The guy is a ultra acclaimed stage actor, winner of three Tony Awards, most recently for his performance as Richard Nixon in Peter Morgan's Frost/Nixon a role he’s replaying for the upcoming film version (unfortunately directed by Ron Howard).
He was perfectly cast as Perry White in Superman Returns (2006), as William Paley in Good Night, and Good Luck (2005) and as Clare Quilty in Adrian Lyne’s perfume commercial looking version of Lolita (1997). But best of all, as a cruel lascivious acting teacher, he completely dominated the Clooney/Soderbergh/HBO reality-fiction series Unscripted (2005).
Much of the interesting, younger, pre & post Dracula, Langella canon is not available on DVD (U.S. Region One DVD) and/or is out of print on VHS.
His first flick, the dark social satire Diary of a Mad Housewife (1970) has gained a cult following and if it’s ever released on DVD we’ll see if it deserves it’s acclaimed Z-Channel reputation. Offbeat director Frank Perry (The Swimmer) these days is known for the number of his flicks that haven’t seen the DVD light-of-day, including Last Summer (1969), Truman Capote's Trilogy (1969), Play It As It Lays (1972), Man On A Swing (1974), Compromising Positions (1985) and mind-blowingly terrible Monsignor (1982).
Mel Brooks in-between his two now classic, The Producers (1968) and Blazing Saddles (1974) made a movie version of his stale stage bit The Twelve Chairs (1970), needless to say, as to the casting of Langella in a slapstick comedy, he ain’t Gene Wilder.

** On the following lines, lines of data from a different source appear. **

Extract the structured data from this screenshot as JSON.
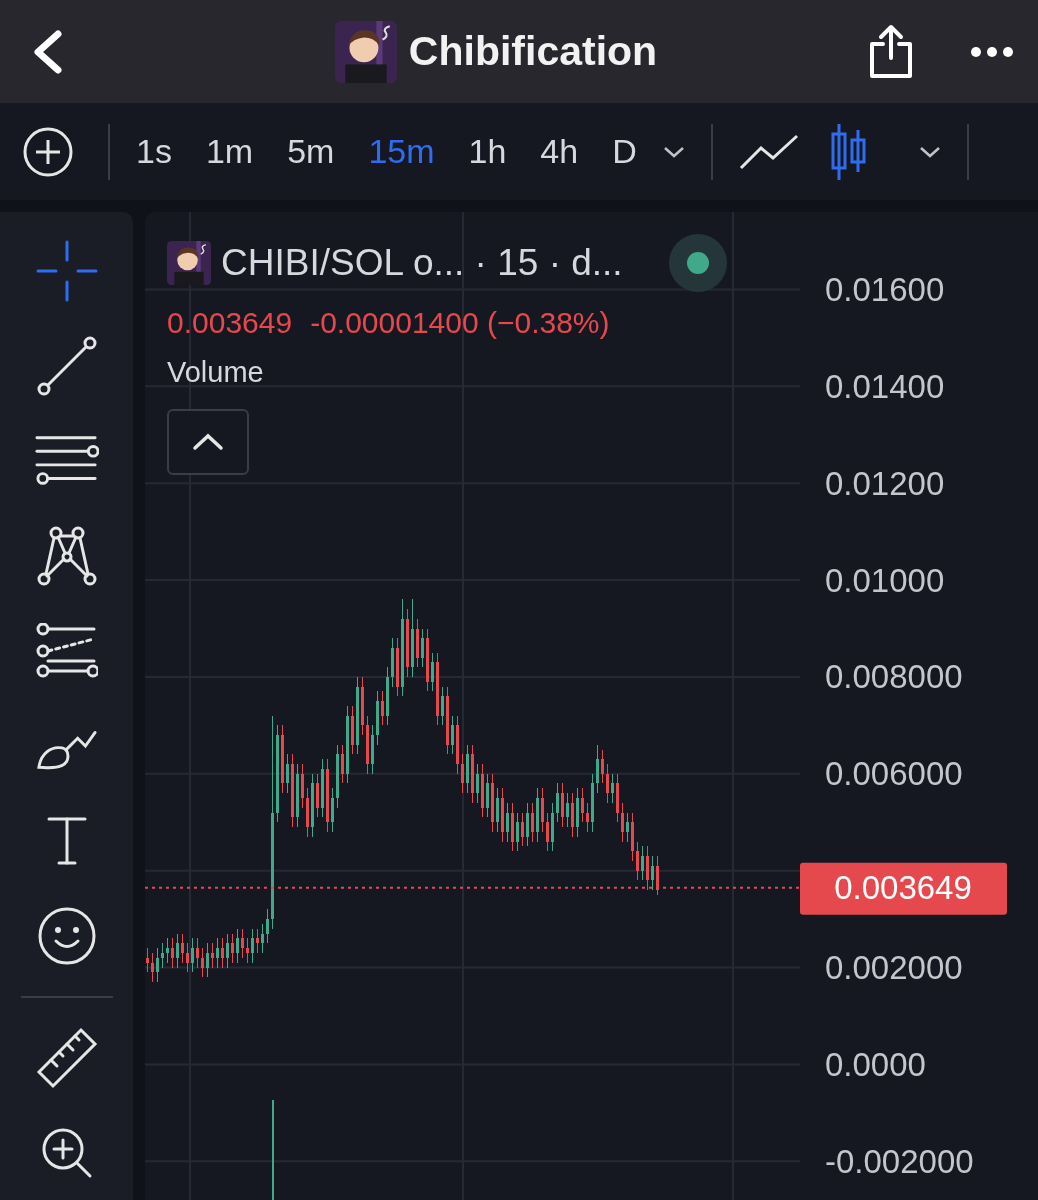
{
  "header": {
    "title": "Chibification"
  },
  "toolbar": {
    "intervals": [
      {
        "label": "1s",
        "selected": false
      },
      {
        "label": "1m",
        "selected": false
      },
      {
        "label": "5m",
        "selected": false
      },
      {
        "label": "15m",
        "selected": true
      },
      {
        "label": "1h",
        "selected": false
      },
      {
        "label": "4h",
        "selected": false
      },
      {
        "label": "D",
        "selected": false
      }
    ],
    "chart_types": [
      {
        "kind": "line",
        "selected": false
      },
      {
        "kind": "candles",
        "selected": true
      }
    ]
  },
  "drawing_tools": [
    {
      "kind": "crosshair",
      "selected": true
    },
    {
      "kind": "trend-line",
      "selected": false
    },
    {
      "kind": "horizontal-lines",
      "selected": false
    },
    {
      "kind": "pattern",
      "selected": false
    },
    {
      "kind": "projection",
      "selected": false
    },
    {
      "kind": "brush",
      "selected": false
    },
    {
      "kind": "text",
      "selected": false
    },
    {
      "kind": "emoji",
      "selected": false
    },
    {
      "kind": "ruler",
      "selected": false
    },
    {
      "kind": "zoom",
      "selected": false
    }
  ],
  "legend": {
    "symbol": "CHIBI/SOL o... · 15 · d...",
    "price": "0.003649",
    "change": "-0.00001400 (−0.38%)",
    "indicator": "Volume"
  },
  "chart": {
    "chart_data": {
      "type": "candlestick",
      "grid": true,
      "ylim": [
        -0.0028,
        0.0176
      ],
      "yticks": [
        {
          "value": 0.016,
          "label": "0.01600"
        },
        {
          "value": 0.014,
          "label": "0.01400"
        },
        {
          "value": 0.012,
          "label": "0.01200"
        },
        {
          "value": 0.01,
          "label": "0.01000"
        },
        {
          "value": 0.008,
          "label": "0.008000"
        },
        {
          "value": 0.006,
          "label": "0.006000"
        },
        {
          "value": 0.002,
          "label": "0.002000"
        },
        {
          "value": 0,
          "label": "0.0000"
        },
        {
          "value": -0.002,
          "label": "-0.002000"
        }
      ],
      "ref_lines": [
        {
          "axis": "y",
          "value": 0.003649,
          "label": "0.003649"
        }
      ],
      "categories": [
        null,
        null,
        null,
        null,
        null,
        null,
        null,
        null,
        null,
        null,
        null,
        null,
        null,
        null,
        null,
        null,
        null,
        null,
        null,
        null,
        null,
        null,
        null,
        null,
        null,
        null,
        null,
        null,
        null,
        null,
        null,
        null,
        null,
        null,
        null,
        null,
        null,
        null,
        null,
        null,
        null,
        null,
        null,
        null,
        null,
        null,
        null,
        null,
        null,
        null,
        null,
        null,
        null,
        null,
        null,
        null,
        null,
        null,
        null,
        null,
        null,
        null,
        null,
        null,
        null,
        null,
        null,
        null,
        null,
        null,
        null,
        null,
        null,
        null,
        null,
        null,
        null,
        null,
        null,
        null,
        null,
        null,
        null,
        null,
        null,
        null,
        null,
        null,
        null,
        null,
        null,
        null,
        null,
        null,
        null,
        null,
        null,
        null,
        null,
        null,
        null,
        null,
        null
      ],
      "ohlc": [
        [
          0.0022,
          0.0024,
          0.0019,
          0.0021
        ],
        [
          0.0021,
          0.0023,
          0.0017,
          0.0019
        ],
        [
          0.0019,
          0.0024,
          0.0017,
          0.0022
        ],
        [
          0.0022,
          0.0025,
          0.002,
          0.0023
        ],
        [
          0.0023,
          0.0026,
          0.0021,
          0.0024
        ],
        [
          0.0024,
          0.0026,
          0.002,
          0.0022
        ],
        [
          0.0022,
          0.0027,
          0.002,
          0.0025
        ],
        [
          0.0025,
          0.0027,
          0.0021,
          0.0023
        ],
        [
          0.0023,
          0.0025,
          0.0019,
          0.0021
        ],
        [
          0.0021,
          0.0026,
          0.0019,
          0.0024
        ],
        [
          0.0024,
          0.0026,
          0.002,
          0.0022
        ],
        [
          0.0022,
          0.0024,
          0.0018,
          0.002
        ],
        [
          0.002,
          0.0025,
          0.0018,
          0.0023
        ],
        [
          0.0023,
          0.0025,
          0.002,
          0.0022
        ],
        [
          0.0022,
          0.0026,
          0.002,
          0.0024
        ],
        [
          0.0024,
          0.0026,
          0.002,
          0.0022
        ],
        [
          0.0022,
          0.0027,
          0.002,
          0.0025
        ],
        [
          0.0025,
          0.0027,
          0.0021,
          0.0023
        ],
        [
          0.0023,
          0.0028,
          0.0021,
          0.0026
        ],
        [
          0.0026,
          0.0028,
          0.0022,
          0.0024
        ],
        [
          0.0024,
          0.0026,
          0.0021,
          0.0023
        ],
        [
          0.0023,
          0.0028,
          0.0021,
          0.0026
        ],
        [
          0.0026,
          0.0028,
          0.0023,
          0.0025
        ],
        [
          0.0025,
          0.0029,
          0.0023,
          0.0027
        ],
        [
          0.0027,
          0.0032,
          0.0025,
          0.003
        ],
        [
          0.003,
          0.0072,
          0.0028,
          0.0052
        ],
        [
          0.0052,
          0.007,
          0.005,
          0.0068
        ],
        [
          0.0068,
          0.007,
          0.0056,
          0.0058
        ],
        [
          0.0058,
          0.0064,
          0.0056,
          0.0062
        ],
        [
          0.0062,
          0.0064,
          0.0049,
          0.0051
        ],
        [
          0.0051,
          0.0062,
          0.0049,
          0.006
        ],
        [
          0.006,
          0.0062,
          0.0053,
          0.0055
        ],
        [
          0.0055,
          0.0057,
          0.0047,
          0.0049
        ],
        [
          0.0049,
          0.006,
          0.0047,
          0.0058
        ],
        [
          0.0058,
          0.006,
          0.0051,
          0.0053
        ],
        [
          0.0053,
          0.0063,
          0.0051,
          0.0061
        ],
        [
          0.0061,
          0.0063,
          0.0048,
          0.005
        ],
        [
          0.005,
          0.0057,
          0.0048,
          0.0055
        ],
        [
          0.0055,
          0.0066,
          0.0053,
          0.0064
        ],
        [
          0.0064,
          0.0066,
          0.0058,
          0.006
        ],
        [
          0.006,
          0.0074,
          0.0058,
          0.0072
        ],
        [
          0.0072,
          0.0074,
          0.0064,
          0.0066
        ],
        [
          0.0066,
          0.008,
          0.0064,
          0.0078
        ],
        [
          0.0078,
          0.008,
          0.0068,
          0.007
        ],
        [
          0.007,
          0.0072,
          0.006,
          0.0062
        ],
        [
          0.0062,
          0.007,
          0.006,
          0.0068
        ],
        [
          0.0068,
          0.0077,
          0.0066,
          0.0075
        ],
        [
          0.0075,
          0.0077,
          0.007,
          0.0072
        ],
        [
          0.0072,
          0.0082,
          0.007,
          0.008
        ],
        [
          0.008,
          0.0088,
          0.0078,
          0.0086
        ],
        [
          0.0086,
          0.0088,
          0.0076,
          0.0078
        ],
        [
          0.0078,
          0.0096,
          0.0076,
          0.0092
        ],
        [
          0.0092,
          0.0094,
          0.008,
          0.0082
        ],
        [
          0.0082,
          0.0096,
          0.008,
          0.009
        ],
        [
          0.009,
          0.0092,
          0.0082,
          0.0084
        ],
        [
          0.0084,
          0.009,
          0.0082,
          0.0088
        ],
        [
          0.0088,
          0.009,
          0.0077,
          0.0079
        ],
        [
          0.0079,
          0.0085,
          0.0077,
          0.0083
        ],
        [
          0.0083,
          0.0085,
          0.007,
          0.0072
        ],
        [
          0.0072,
          0.0078,
          0.007,
          0.0076
        ],
        [
          0.0076,
          0.0078,
          0.0064,
          0.0066
        ],
        [
          0.0066,
          0.0072,
          0.0064,
          0.007
        ],
        [
          0.007,
          0.0072,
          0.006,
          0.0062
        ],
        [
          0.0062,
          0.0064,
          0.0056,
          0.0058
        ],
        [
          0.0058,
          0.0066,
          0.0056,
          0.0064
        ],
        [
          0.0064,
          0.0066,
          0.0054,
          0.0056
        ],
        [
          0.0056,
          0.0062,
          0.0054,
          0.006
        ],
        [
          0.006,
          0.0062,
          0.0051,
          0.0053
        ],
        [
          0.0053,
          0.006,
          0.0051,
          0.0058
        ],
        [
          0.0058,
          0.006,
          0.0048,
          0.005
        ],
        [
          0.005,
          0.0057,
          0.0048,
          0.0055
        ],
        [
          0.0055,
          0.0057,
          0.0046,
          0.0048
        ],
        [
          0.0048,
          0.0054,
          0.0046,
          0.0052
        ],
        [
          0.0052,
          0.0054,
          0.0044,
          0.0046
        ],
        [
          0.0046,
          0.0052,
          0.0044,
          0.005
        ],
        [
          0.005,
          0.0052,
          0.0045,
          0.0047
        ],
        [
          0.0047,
          0.0054,
          0.0045,
          0.0052
        ],
        [
          0.0052,
          0.0054,
          0.0046,
          0.0048
        ],
        [
          0.0048,
          0.0057,
          0.0046,
          0.0055
        ],
        [
          0.0055,
          0.0057,
          0.0048,
          0.005
        ],
        [
          0.005,
          0.0052,
          0.0044,
          0.0046
        ],
        [
          0.0046,
          0.0054,
          0.0044,
          0.0052
        ],
        [
          0.0052,
          0.0058,
          0.005,
          0.0056
        ],
        [
          0.0056,
          0.0058,
          0.0049,
          0.0051
        ],
        [
          0.0051,
          0.0056,
          0.0049,
          0.0054
        ],
        [
          0.0054,
          0.0056,
          0.0047,
          0.0049
        ],
        [
          0.0049,
          0.0057,
          0.0047,
          0.0055
        ],
        [
          0.0055,
          0.0057,
          0.005,
          0.0052
        ],
        [
          0.0052,
          0.0054,
          0.0048,
          0.005
        ],
        [
          0.005,
          0.006,
          0.0048,
          0.0058
        ],
        [
          0.0058,
          0.0066,
          0.0056,
          0.0063
        ],
        [
          0.0063,
          0.0065,
          0.0058,
          0.006
        ],
        [
          0.006,
          0.0062,
          0.0054,
          0.0056
        ],
        [
          0.0056,
          0.006,
          0.0054,
          0.0058
        ],
        [
          0.0058,
          0.006,
          0.005,
          0.0052
        ],
        [
          0.0052,
          0.0054,
          0.0046,
          0.0048
        ],
        [
          0.0048,
          0.0052,
          0.0046,
          0.005
        ],
        [
          0.005,
          0.0052,
          0.0042,
          0.0044
        ],
        [
          0.0044,
          0.0046,
          0.0038,
          0.004
        ],
        [
          0.004,
          0.0045,
          0.0038,
          0.0043
        ],
        [
          0.0043,
          0.0045,
          0.0036,
          0.0038
        ],
        [
          0.0038,
          0.0043,
          0.0036,
          0.0041
        ],
        [
          0.0041,
          0.0043,
          0.0035,
          0.0036
        ]
      ]
    }
  }
}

That forgettable mess is on DVD but his next two interesting flicks are not, nor on VHS. They’re also his only two big screen appearances until Dracula helped to keep him in the movies more consistently.
First he costarred with Faye Dunaway in French director René Clément (Purple Noon) much maligned Hitchcockian thriller The Deadly Trap (1971). Worth a look if nothing else to see Faye in her best-looking period, that is if it was available here in any format.

Much more fun, Langella plays the heavy in the Western The Wrath of God (1972). This little gem stars an aged but still cool Robert Mitchum in another fake Priest/ Con-man role, though now teaming up with.... Victor Buono to take down Langella’s Central American Dictator. The flick may be best known as Rita Hayworth’s last movie.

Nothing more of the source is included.